Roko Oct 14, 2020, 5:49 PM
LW: 6 AF: 1
AF
It seems to me that using a combination of execution time, memory use and program length mostly kills this set of arguments.

Something like a game-of-life initial configuration that leads to the eventual evolution of intelligent game-of-life aliens who then strategically feed outputs into GoL in order to manipulate you may have very good complexity performance, but both the speed and memory are going to be pretty awful. The fixed cost in memory and execution steps of essentially simulating an entire universe is huge.

But yes, the pure complexity prior certainly has some perverse and unsettling properties.

EDIT: This is really a special case of Mesa-Optimizers being dangerous. (See, e.g. https://www.lesswrong.com/posts/XWPJfgBymBbL3jdFd/an-58-mesa-optimization-what-it-is-and-why-we-should-care). The set of dangerous Mesa-Optimizers is obviously bigger than just “simulated aliens” and even time- and space-efficient algorithms might run into them.
- Tomáš Gavenčiak Oct 16, 2020, 11:26 AM
  LW: 8 AF: 3
  AF Parent
  Complexity indeed matters: the universe seems to be bounded in both time and space, so running anything like Solomonoff prior algorithm (in one of its variants) or AIXI may be outright impossible for any non-trivial model. This for me significantly weakens or changes some of the implications.
  
  A Fermi upper bound of the direct Solomonoff/AIXI algorithm trying TMs in the order of increasing complexity: even if checking one TM took one Planck time on one atom, you could only check cca 10^250=2^800 machines within a lifetime of the universe (~10^110 years until Heat death), so the machines you could even look at have description complexity a meager 800 bits.
  - You could likely speed the greedy search up, but note that most algorithmic speedups do not have a large effect on the exponent (even multiplying the exponent with constants is not very helpful).
  - Significantly narrowing down the space of TMs to a narrow subclass may help, but then we need to take look at the particular (small) class of TMs rather than have intuitions about all TMs. (And the class would need to be really narrow—see below).
  - Due to the Church-Turing thesis, any limiting the scope of the search is likely not very effective, as you can embed arbitrary programs (and thus arbitrary complexity) in anything that is strong enough to be a TM interpreter (which the universe is in multiple ways).
  - It may be hypothetically possible to search for the “right” TMS without examining them individually (witch some future tech, e.g. how sci-fi imagined quantum computing), but if such speedup is possible, any TMs modelling the universe would need to be able to contain this. This would increase any evaluation complexity of the TMs, making them more significantly costly than the Planck time I assumed above (would need a finer Fermi estimate with more complex assumptions?).

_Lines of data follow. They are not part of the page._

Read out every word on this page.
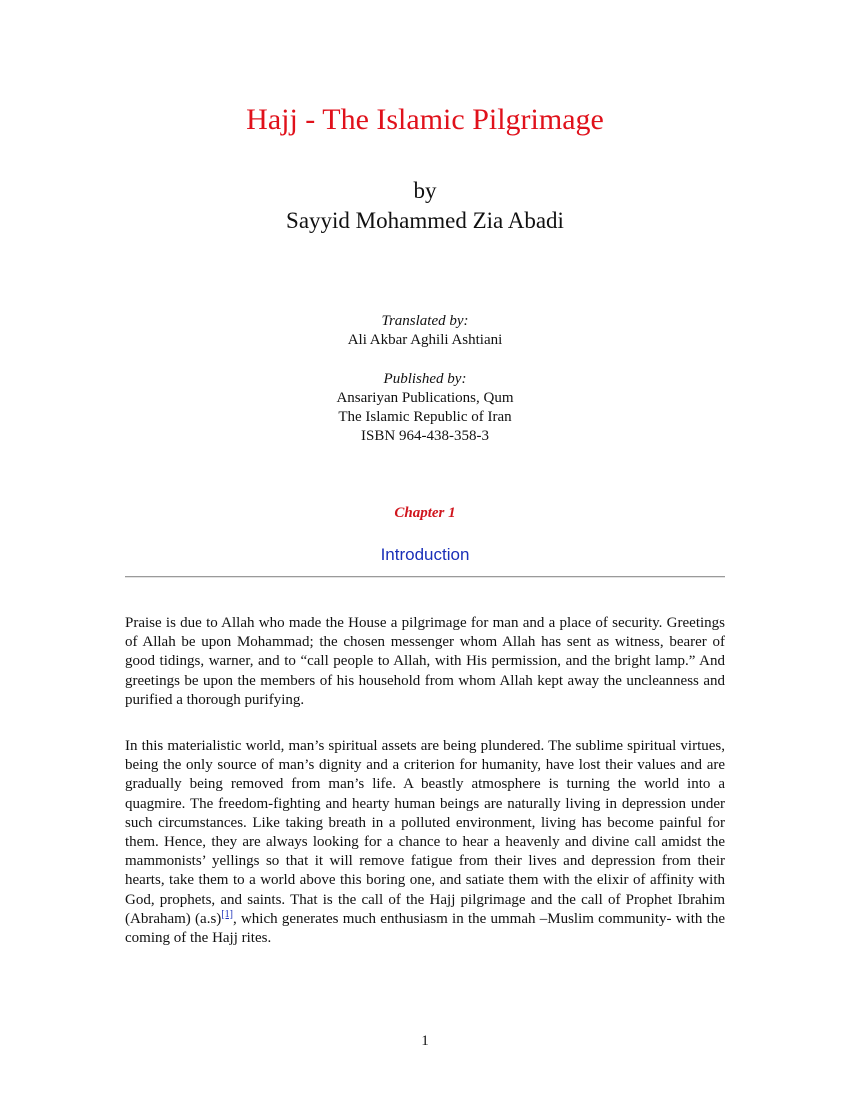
Hajj - The Islamic Pilgrimage
by
Sayyid Mohammed Zia Abadi
Translated by:
Ali Akbar Aghili Ashtiani
Published by:
Ansariyan Publications, Qum
The Islamic Republic of Iran
ISBN 964-438-358-3
Chapter 1
Introduction

Praise is due to Allah who made the House a pilgrimage for man and a place of security. Greetings of Allah be upon Mohammad; the chosen messenger whom Allah has sent as witness, bearer of good tidings, warner, and to “call people to Allah, with His permission, and the bright lamp.” And greetings be upon the members of his household from whom Allah kept away the uncleanness and purified a thorough purifying.

In this materialistic world, man’s spiritual assets are being plundered. The sublime spiritual virtues, being the only source of man’s dignity and a criterion for humanity, have lost their values and are gradually being removed from man’s life. A beastly atmosphere is turning the world into a quagmire. The freedom-fighting and hearty human beings are naturally living in depression under such circumstances. Like taking breath in a polluted environment, living has become painful for them. Hence, they are always looking for a chance to hear a heavenly and divine call amidst the mammonists’ yellings so that it will remove fatigue from their lives and depression from their hearts, take them to a world above this boring one, and satiate them with the elixir of affinity with God, prophets, and saints. That is the call of the Hajj pilgrimage and the call of Prophet Ibrahim (Abraham) (a.s)[1], which generates much enthusiasm in the ummah –Muslim community- with the coming of the Hajj rites.

1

- Mark Xu Oct 14, 2020, 6:47 PM
  4 points
  Parent
  I am not so convinced that penalizing more stuff will make these arguments weak enough that we don’t have to worry about them. For an example of why I think this, see Are minimal circuits deceptive?. Also, adding execution/memory constraints penalizes all hypothesis and I don’t think universes with consequentialists are asymmetrically penalized.
  
  I agree about this being a special case of mesa-optimization.

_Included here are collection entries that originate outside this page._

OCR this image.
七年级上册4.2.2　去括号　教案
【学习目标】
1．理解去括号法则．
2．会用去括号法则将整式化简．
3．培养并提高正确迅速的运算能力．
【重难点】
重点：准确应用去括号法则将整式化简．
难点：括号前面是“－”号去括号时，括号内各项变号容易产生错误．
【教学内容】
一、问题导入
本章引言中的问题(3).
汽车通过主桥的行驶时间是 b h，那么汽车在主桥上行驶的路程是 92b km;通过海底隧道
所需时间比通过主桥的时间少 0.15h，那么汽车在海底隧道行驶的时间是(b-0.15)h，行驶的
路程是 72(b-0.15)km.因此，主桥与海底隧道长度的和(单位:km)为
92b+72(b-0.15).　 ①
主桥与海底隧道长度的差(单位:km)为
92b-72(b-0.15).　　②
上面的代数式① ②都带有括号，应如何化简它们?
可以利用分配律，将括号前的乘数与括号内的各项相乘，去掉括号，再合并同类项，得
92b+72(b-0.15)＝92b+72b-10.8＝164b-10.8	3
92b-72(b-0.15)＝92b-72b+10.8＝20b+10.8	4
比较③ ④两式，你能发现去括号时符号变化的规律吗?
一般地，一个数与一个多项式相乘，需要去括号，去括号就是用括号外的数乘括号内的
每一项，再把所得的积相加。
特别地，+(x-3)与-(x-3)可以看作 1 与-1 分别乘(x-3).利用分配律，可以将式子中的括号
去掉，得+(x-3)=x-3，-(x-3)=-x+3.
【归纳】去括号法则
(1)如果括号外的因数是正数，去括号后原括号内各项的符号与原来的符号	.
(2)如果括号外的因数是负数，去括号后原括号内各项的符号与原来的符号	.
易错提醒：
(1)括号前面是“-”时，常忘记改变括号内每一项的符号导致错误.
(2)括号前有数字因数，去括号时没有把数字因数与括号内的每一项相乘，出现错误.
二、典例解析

  - Roko Oct 15, 2020, 10:21 AM
    7 points
    Parent
    
    adding execution/memory constraints penalizes all hypothesis
    
    In reality these constraints do exist, so the question of “what happens if you don’t care about efficiency at all?” is really not important. In practice, efficiency is absolutely critical and everything that happens in AI is dominated by efficiency considerations.
    
    I think that mesa-optimization will be a problem. It probably won’t look like aliens living in the Game of Life though.
    
    It’ll look like an internal optimizer that just “decides” that the minds of the humans who created it are another part of the environment to be optimized for its not-correctly-aligned goal.